'Nixon in China', operatic slide at the Teatro Real in Madrid

The Teatro Real in Madrid has once again taken the cat into the water with the suggestive and historic premiere in Spain of Nixon in China (1987) by John Adams.

Oliver Thansan
Oliver Thansan
18 April 2023 Tuesday 22:46
15 Reads
'Nixon in China', operatic slide at the Teatro Real in Madrid

The Teatro Real in Madrid has once again taken the cat into the water with the suggestive and historic premiere in Spain of Nixon in China (1987) by John Adams. Between narcoleptic and excited, the audience justly applauded one of the most interesting and paradigmatic scores of the last quarter of the 20th century.

The first opera in the John Adams catalog (Worcester, 1947), with which it was also the first libretto for an opera signed by the poet Alice Goodman, has become a classic in the contemporary repertoire that deserved its Spanish premiere.

Intelligent, complex and cinematographic, the production signed by John Fulljames synthesizes with synesthetic appeal the sound blocks with which Adams builds the opera. The minimalist repetitive musical cells, which dissect the libretto as if they were sound frames from a documentary film, are superbly recreated theatrically thanks to a stage work that works like clockwork.

Among the blocks in the US government archive room, Fulljames recalls and aptly uses projections of actual photos and videos of the event: Nixon's visit to Mao Zedong in China in 1972. As slides flowing to Adams' hypnotic music, the story of the libretto is amplified and dissected with the curiosity of an entomologist.

The score delves into the characters as the first two acts progress, until reaching the third, a metaphysical reflection on man, power and his political significance that closes the two and a half hours of music like a lyrical dream.
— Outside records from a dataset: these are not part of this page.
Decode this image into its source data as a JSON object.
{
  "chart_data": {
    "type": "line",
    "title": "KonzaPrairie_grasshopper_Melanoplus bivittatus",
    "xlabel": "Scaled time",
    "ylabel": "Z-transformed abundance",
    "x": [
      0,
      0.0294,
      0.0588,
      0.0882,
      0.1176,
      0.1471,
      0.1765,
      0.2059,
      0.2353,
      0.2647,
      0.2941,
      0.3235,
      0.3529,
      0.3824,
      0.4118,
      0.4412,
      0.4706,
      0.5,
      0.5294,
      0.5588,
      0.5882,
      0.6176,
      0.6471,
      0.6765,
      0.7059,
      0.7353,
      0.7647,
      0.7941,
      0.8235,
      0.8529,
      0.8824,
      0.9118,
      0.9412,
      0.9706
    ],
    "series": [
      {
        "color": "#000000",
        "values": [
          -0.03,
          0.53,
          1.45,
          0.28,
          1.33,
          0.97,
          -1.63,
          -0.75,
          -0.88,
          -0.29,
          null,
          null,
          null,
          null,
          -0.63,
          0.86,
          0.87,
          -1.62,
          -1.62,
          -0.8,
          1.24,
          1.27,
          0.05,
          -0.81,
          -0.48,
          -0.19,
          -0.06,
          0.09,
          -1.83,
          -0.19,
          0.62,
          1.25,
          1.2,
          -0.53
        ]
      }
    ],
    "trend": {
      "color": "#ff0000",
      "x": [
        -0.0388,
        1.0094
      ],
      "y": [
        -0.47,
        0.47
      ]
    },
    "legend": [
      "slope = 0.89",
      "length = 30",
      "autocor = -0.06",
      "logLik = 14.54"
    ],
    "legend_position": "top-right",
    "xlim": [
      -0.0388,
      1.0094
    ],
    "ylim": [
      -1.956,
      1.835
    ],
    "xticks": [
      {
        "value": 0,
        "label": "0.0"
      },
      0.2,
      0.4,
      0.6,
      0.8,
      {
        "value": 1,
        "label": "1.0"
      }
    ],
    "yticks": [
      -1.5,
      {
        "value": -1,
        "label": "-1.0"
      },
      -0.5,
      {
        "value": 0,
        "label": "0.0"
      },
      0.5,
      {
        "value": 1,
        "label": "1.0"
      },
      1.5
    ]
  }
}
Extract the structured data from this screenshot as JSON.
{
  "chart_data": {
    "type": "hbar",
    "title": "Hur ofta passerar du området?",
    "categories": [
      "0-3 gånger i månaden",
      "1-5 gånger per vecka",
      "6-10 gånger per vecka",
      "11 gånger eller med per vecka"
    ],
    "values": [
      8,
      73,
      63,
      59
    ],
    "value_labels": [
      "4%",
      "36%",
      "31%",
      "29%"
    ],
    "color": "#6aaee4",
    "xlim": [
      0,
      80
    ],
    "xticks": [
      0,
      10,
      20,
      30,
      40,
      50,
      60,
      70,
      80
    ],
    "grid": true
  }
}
A unique but production, in its resolution at the end of the second act, where the ballet The Red Detachment of Women is recreated in a somewhat confusing way, and the meta-story that the script outlines with skilful acrobatics is diluted.

Imposing and disciplined, the Madrid Symphony Orchestra in the pit with the analytical and iron baton of the debuting conductor at the Real Olivia Lee-Gundermann. His reading was methodical but without forgetting the poetics of an opera that blends into lyricism with nods to Wagner, Richard Strauss, Berg or Stravinsky contrasted with moments of jazz big band and those four surprising saxophones that are part of the exciting orchestration.

The cast was impeccable, with a Leigh Melrose (Nixon) who knew how to transcend with her smooth baritone voice the dilemma of the politician and the man, with colorful inflections worthy of a specialist.

Stealing scenes and with her own light, the Pat Nixon of the soprano Sarah Tynan –wife in real life of the baritone Melrose–, with a crystalline voice, brilliant in all ranges and with the sweet expression in the phrasing that the part demands.

Imposing treble and solvent theatrical recreation of tenor Alfred Kim as Mao Zedong, granting the ambivalence of a president-God with a human background full of contradictions. Charismatic and domineering with a tone worthy of a 20th-century Queen of the Night, soprano Audrey Luna as Madame Mao, the leader's fourth wife, who went down in history as a harpy despot of the Chinese cultural revolution. Jacques Imbrailo played Mao's prime minister, Zhou Enlai, who transforms himself into the human and rational part of the Chinese sovereign with an expressive song of psychological depth.

The recreation of Henry Kissinger by the Galician baritone Borja Quiza is priceless. His comic characterization culminated in his great aria choreographed like a music-hall, a fine vocal caricature that exposes politics and his use of the mass media, a key theme.

Great work by the Intermezzo choir for a writing that makes them a significant character as the voice of the Chinese people, as well as John Ross's suggestive choreography for the dancers.

Success for the Teatro Real, which premieres an opera less than 36 years old, a score that has not lost its freshness, that deserves to be experienced live and that is a historical reflection with multiple readings since the 21st century.